Оказалось, что несмотря на свою молодость Ваня уже несколько лет был женат. Люша (Ольга Штейнберг), совсем в другой "тональности", чем ее муж, тем не менее, прекрасно сочетавшаяся с ним, сразу нас привлекла. Невысокая, крепкая, хорошо сложенная, с какой-то азиатчинкой в глазах и скулах, с небольшим вишневым ртом. Старше Вани на шесть лет (род. в 1912 г.), к началу войны она была в расцвете женской прелести. Веселая, энергичная, со своеобразным тембром голоса, она была богато одаренным человеком хорошо знала несколько иностранных языков, была очень начитанна и уже рукой мастера писала стихи и по-русски, и по-украински.
    В Зарубежье как-то забылось, что значительно раньше, чем Евтушенковский "Бабий Яр", Ольга Анстей написала стихи, впервые услышанные нами в ее чтении и названные "Кирилловские яры". Для лиц, незнакомых с топографией Киева, неясно, что Кирилловские яры – это Бабий Яр, находившийся поблизости от древней Кирилловской церкви; Люша предпочла избежать названия, бытовавшего в разговорной речи киевлян.  Возможно, причиной забвения было и то, что "Кирилловские яры" вошли в крохотный сборник Ольги Анстей, изданный в Мюнхене в 1949 году. Этот сборник почти недоступен читателю из-за малого тиража и пересохшей, рассыпающейся бумаги.
    Вспоминая давние прогулки в Кирилловские яры, где

Вянула между ладоней полынь,
Чебрик дышал на уступе горбатом.
Шмель был желанным крохотным братом.
Синяя в яр наплывала теплынь...

    Люша закончила стихотворение страшными строчками:

Слушайте! Их поставили в строй,
В кучки пожитки сложили на плитах,
Полузадохшихся, полудобитых 
Полузаваливали землей. 
Видите этих старух в платках.
Старцев, как Авраам величавых,
И вифлеемских младенцев курчавых
У матерей на руках?
Я не найду для этого слов.|
Видите – вот на дороге посуда,
Продранный талес, обрывки Талмуда,
Клочья размытых дождем паспортов...

    Люша была не только очень религиозна, но и очень церковна, без примеси какого-либо ханжества, уже ее ранние стихи были посвящены церквам, как чему-то живому, страдающему и поруганному ("Георгиевская церковь"), но всё же выживающему в лихолетье:
Вечер был студеный и сырой,
Лужи постным сахаром покрыло.
Колотушка – дощатое било! –
Кликала в церквушку под горой.
Умерли давно колокола,
Но вечерня теплилась, живая!
И стучало, не переставая,
Крохотное било, призывая,
И толпа крестилась и текла. 
    Одной из черт, привлекавших нас к чете Матвеевых, было яркое и свежее чувство юмора, присущее обоим и не изменявшее им при любых обстоятельствах.
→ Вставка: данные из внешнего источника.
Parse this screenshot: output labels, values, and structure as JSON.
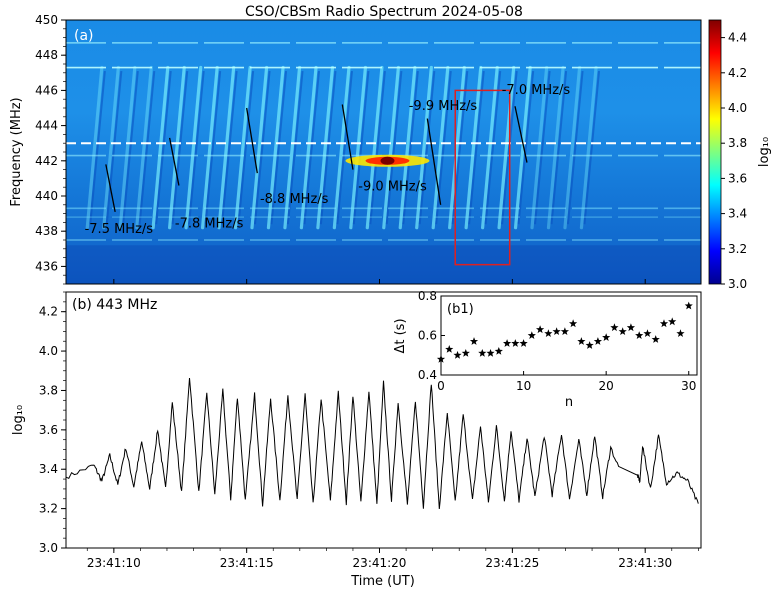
{
  "figure": {
    "title": "CSO/CBSm Radio Spectrum  2024-05-08"
  },
  "chart_data": [
    {
      "id": "panel-a",
      "type": "heatmap",
      "panel_label": "(a)",
      "ylabel": "Frequency (MHz)",
      "ylim": [
        435,
        450
      ],
      "y_ticks": [
        "436",
        "438",
        "440",
        "442",
        "444",
        "446",
        "448",
        "450"
      ],
      "x_time_range_s": [
        8.2,
        32.1
      ],
      "colorbar": {
        "label": "log₁₀",
        "range": [
          3.0,
          4.5
        ],
        "ticks": [
          "3.0",
          "3.2",
          "3.4",
          "3.6",
          "3.8",
          "4.0",
          "4.2",
          "4.4"
        ]
      },
      "dashed_line_frequency": 443,
      "drift_annotations": [
        {
          "label": "-7.5 MHz/s",
          "t": 8.9,
          "f": 437.9
        },
        {
          "label": "-7.8 MHz/s",
          "t": 12.3,
          "f": 438.2
        },
        {
          "label": "-8.8 MHz/s",
          "t": 15.5,
          "f": 439.6
        },
        {
          "label": "-9.0 MHz/s",
          "t": 19.2,
          "f": 440.3
        },
        {
          "label": "-9.9 MHz/s",
          "t": 21.1,
          "f": 444.9
        },
        {
          "label": "-7.0 MHz/s",
          "t": 24.6,
          "f": 445.8
        }
      ],
      "drift_lines": [
        {
          "t0": 9.7,
          "f0": 441.8,
          "t1": 10.05,
          "f1": 439.1
        },
        {
          "t0": 12.1,
          "f0": 443.3,
          "t1": 12.45,
          "f1": 440.6
        },
        {
          "t0": 15.0,
          "f0": 445.0,
          "t1": 15.4,
          "f1": 441.3
        },
        {
          "t0": 18.6,
          "f0": 445.2,
          "t1": 19.0,
          "f1": 441.5
        },
        {
          "t0": 21.8,
          "f0": 444.4,
          "t1": 22.3,
          "f1": 439.5
        },
        {
          "t0": 25.1,
          "f0": 445.1,
          "t1": 25.55,
          "f1": 441.9
        }
      ],
      "highlight_box": {
        "t0": 22.85,
        "t1": 24.9,
        "f0": 436.1,
        "f1": 446.0
      },
      "burst_count": 31,
      "burst_start_s": 9.2,
      "burst_spacing_s": 0.62,
      "hotspot": {
        "t": 20.3,
        "f": 442.0
      }
    },
    {
      "id": "panel-b",
      "type": "line",
      "panel_label": "(b) 443 MHz",
      "xlabel": "Time (UT)",
      "ylabel": "log₁₀",
      "ylim": [
        3.0,
        4.3
      ],
      "y_ticks": [
        "3.0",
        "3.2",
        "3.4",
        "3.6",
        "3.8",
        "4.0",
        "4.2"
      ],
      "x_ticks": [
        "23:41:10",
        "23:41:15",
        "23:41:20",
        "23:41:25",
        "23:41:30"
      ],
      "x_tick_seconds": [
        10,
        15,
        20,
        25,
        30
      ],
      "xlim_seconds": [
        8.2,
        32.1
      ],
      "peaks": [
        {
          "t": 9.25,
          "v": 3.42
        },
        {
          "t": 9.85,
          "v": 3.47
        },
        {
          "t": 10.45,
          "v": 3.51
        },
        {
          "t": 11.05,
          "v": 3.54
        },
        {
          "t": 11.65,
          "v": 3.6
        },
        {
          "t": 12.2,
          "v": 3.74
        },
        {
          "t": 12.85,
          "v": 3.87
        },
        {
          "t": 13.5,
          "v": 3.79
        },
        {
          "t": 14.1,
          "v": 3.8
        },
        {
          "t": 14.65,
          "v": 3.77
        },
        {
          "t": 15.3,
          "v": 3.78
        },
        {
          "t": 15.9,
          "v": 3.76
        },
        {
          "t": 16.55,
          "v": 3.78
        },
        {
          "t": 17.2,
          "v": 3.78
        },
        {
          "t": 17.8,
          "v": 3.76
        },
        {
          "t": 18.45,
          "v": 3.79
        },
        {
          "t": 19.0,
          "v": 3.78
        },
        {
          "t": 19.6,
          "v": 3.8
        },
        {
          "t": 20.15,
          "v": 3.84
        },
        {
          "t": 20.7,
          "v": 3.74
        },
        {
          "t": 21.35,
          "v": 3.75
        },
        {
          "t": 21.95,
          "v": 3.84
        },
        {
          "t": 22.55,
          "v": 3.69
        },
        {
          "t": 23.15,
          "v": 3.68
        },
        {
          "t": 23.8,
          "v": 3.62
        },
        {
          "t": 24.4,
          "v": 3.62
        },
        {
          "t": 24.95,
          "v": 3.6
        },
        {
          "t": 25.55,
          "v": 3.56
        },
        {
          "t": 26.2,
          "v": 3.57
        },
        {
          "t": 26.85,
          "v": 3.58
        },
        {
          "t": 27.5,
          "v": 3.55
        },
        {
          "t": 28.1,
          "v": 3.57
        },
        {
          "t": 28.7,
          "v": 3.51
        },
        {
          "t": 29.9,
          "v": 3.52
        },
        {
          "t": 30.5,
          "v": 3.57
        }
      ],
      "troughs": [
        {
          "t": 9.55,
          "v": 3.34
        },
        {
          "t": 10.15,
          "v": 3.32
        },
        {
          "t": 10.75,
          "v": 3.31
        },
        {
          "t": 11.35,
          "v": 3.3
        },
        {
          "t": 11.95,
          "v": 3.3
        },
        {
          "t": 12.55,
          "v": 3.28
        },
        {
          "t": 13.2,
          "v": 3.28
        },
        {
          "t": 13.8,
          "v": 3.27
        },
        {
          "t": 14.4,
          "v": 3.25
        },
        {
          "t": 14.95,
          "v": 3.24
        },
        {
          "t": 15.6,
          "v": 3.22
        },
        {
          "t": 16.25,
          "v": 3.24
        },
        {
          "t": 16.9,
          "v": 3.24
        },
        {
          "t": 17.5,
          "v": 3.22
        },
        {
          "t": 18.15,
          "v": 3.24
        },
        {
          "t": 18.75,
          "v": 3.23
        },
        {
          "t": 19.3,
          "v": 3.23
        },
        {
          "t": 19.9,
          "v": 3.22
        },
        {
          "t": 20.45,
          "v": 3.24
        },
        {
          "t": 21.05,
          "v": 3.22
        },
        {
          "t": 21.65,
          "v": 3.21
        },
        {
          "t": 22.25,
          "v": 3.2
        },
        {
          "t": 22.85,
          "v": 3.23
        },
        {
          "t": 23.5,
          "v": 3.24
        },
        {
          "t": 24.1,
          "v": 3.23
        },
        {
          "t": 24.7,
          "v": 3.24
        },
        {
          "t": 25.25,
          "v": 3.24
        },
        {
          "t": 25.85,
          "v": 3.26
        },
        {
          "t": 26.5,
          "v": 3.27
        },
        {
          "t": 27.15,
          "v": 3.25
        },
        {
          "t": 27.8,
          "v": 3.27
        },
        {
          "t": 28.4,
          "v": 3.26
        },
        {
          "t": 29.8,
          "v": 3.34
        },
        {
          "t": 30.2,
          "v": 3.3
        },
        {
          "t": 30.8,
          "v": 3.33
        }
      ],
      "segment_start": {
        "t": 8.2,
        "v": 3.36
      },
      "gap": {
        "t0": 29.0,
        "v0": 3.41,
        "t1": 29.7,
        "v1": 3.37
      },
      "tail": [
        {
          "t": 31.2,
          "v": 3.38
        },
        {
          "t": 31.6,
          "v": 3.34
        },
        {
          "t": 32.0,
          "v": 3.22
        }
      ]
    },
    {
      "id": "panel-b1",
      "type": "scatter",
      "panel_label": "(b1)",
      "xlabel": "n",
      "ylabel": "Δt (s)",
      "xlim": [
        0,
        31
      ],
      "ylim": [
        0.4,
        0.8
      ],
      "x_ticks": [
        "0",
        "10",
        "20",
        "30"
      ],
      "y_ticks": [
        "0.4",
        "0.6",
        "0.8"
      ],
      "marker": "star",
      "points": [
        [
          0,
          0.48
        ],
        [
          1,
          0.53
        ],
        [
          2,
          0.5
        ],
        [
          3,
          0.51
        ],
        [
          4,
          0.57
        ],
        [
          5,
          0.51
        ],
        [
          6,
          0.51
        ],
        [
          7,
          0.52
        ],
        [
          8,
          0.56
        ],
        [
          9,
          0.56
        ],
        [
          10,
          0.56
        ],
        [
          11,
          0.6
        ],
        [
          12,
          0.63
        ],
        [
          13,
          0.61
        ],
        [
          14,
          0.62
        ],
        [
          15,
          0.62
        ],
        [
          16,
          0.66
        ],
        [
          17,
          0.57
        ],
        [
          18,
          0.55
        ],
        [
          19,
          0.57
        ],
        [
          20,
          0.59
        ],
        [
          21,
          0.64
        ],
        [
          22,
          0.62
        ],
        [
          23,
          0.64
        ],
        [
          24,
          0.6
        ],
        [
          25,
          0.61
        ],
        [
          26,
          0.58
        ],
        [
          27,
          0.66
        ],
        [
          28,
          0.67
        ],
        [
          29,
          0.61
        ],
        [
          30,
          0.75
        ]
      ]
    }
  ]
}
Было оно и у матери Люши ("Ольги Николаевны Старшей", как ее звали, в отличие от дочери), жившей вместе с ними. Она была опытной преподавательницей, широко образованной, замечательно знавшей литературу.
    Понемногу в Киеве налаживалась скудная жизнь. Как грибы, на многих улицах вырастали букинистические магазинчики, где торговали книгами из брошенных библиотек, а также коллекциями марок, открыток и репродукций. Такие магазинчики давали своим владельцам не столько доход, сколько некий статус, предоставлявший возможность не идти на работу к немцам.
    Однажды Ваня, зайдя к молодому инженеру Юрию Т., 
в прошлом – ученику его тещи, застыл в восхищении, увидев четыре тома "Толкового словаря живого великорусского языка" 
В. Даля (не помню, было это третье издание братьев Вольф 1903-09 годов, или же четвертое, 1912-14; оба вышли под редакцией и с дополнениями И.А. Бодуэна де Куртенэ).
    Этот словарь был давнишней мечтой Вани и Люши, но ни до войны, ни тем более теперь, они не располагали средствами для приобретения таких дорогих книг. Видя, как Ваня жадно и безнадежно глядит на желанные толстые тома, Юрий Т. великодушно подарил их приятелю.
    Как же можно было в те времена отблагодарить за столь щедрый подарок? Конечно, только стихами! И вот, вся семья наших друзей принялась за дело, пародируя крупных поэтов и писателей. Так возник сборник, авторами которого были Ольга Анстей и Иван Елагин (если не ошибаюсь, здесь впервые молодые поэты использовали свои псевдонимы). Так как в те годы было трудно достать бумагу и копирку, то на тщательно перепечатанном Люшей сборнике стояло: "Напечатано в феврале 1943 года в количестве одного  экземпляра, из коих 1 нумерованный".
    Теперь, приходя к Матвеевым, мы сразу же знакомились со "свежей продукцией", как говорила Люша. Ее перу принадлежали описания дара в духе Некрасова, Северянина и Анны Ахматовой, Ваня подражал Есенину и Маяковскому, Ольга Николаевна рассказывала о событии в духе Пруткова и Э. А. Гофмана.
    Переписанные от руки экземпляры пропали и у авторов и у нас, но сборник сохранился у дарителя словаря, ныне живущего в США. 




Вот две из этих пародий:

АННА АХМАТОВА

Ты подумай, милый, подумай:
Ну за что это нам, за что?
Он не злой, твой друг, не угрюмый,
Он заботлив и мил, как никто!
Вечер прял сероватые нити,
Облекался в темный стихарь...
Друг спросил нас: – Чего вы хотите?
Мы сказали:  – Толковый словарь! 
Вмиг тебе он (видано ль дело?)
Дал словарь, сказал: Береги!
Я на правую ногу надела 
Калошу с левой ноги.

ВЛАДИМИР МАЯКОВСКИЙ 

С Ушаковым
толковой
каши
не сваришь.
Все словеса
понапутал,
враль.
Здрасьте, товарищ
Даль!
Смотрю
на Ваши
четыре тома 
И чувствую себя
как дома.
Но скажите
на милость,
не знали
что ль Вы
Что это за кушанье
такое –
издатели?
Эти сукины
братья
Вольфы
Вам,
говоря откровенно,
подгадили!
Посадили редактором
Бодуэнишку
Куртенэ
И дали ему –
хорошие денежки! 
Был бы жив –
помешал бы крутне
Этого
Бодуэнишки.
Мало ли их,
университетских
тварюг,
Мастаков
со сливок
сковыривать
пенку!
Вытряхнуть
его бы
из профессорских
брюк,
За ноги
да об стенку!
Достаточно
Бодуэнчики
надоедали!
Мы ценим
в слове
зычную
хлещь!
Толковый
словарь
Даля –
ЭТО –
ВЕЩЬ!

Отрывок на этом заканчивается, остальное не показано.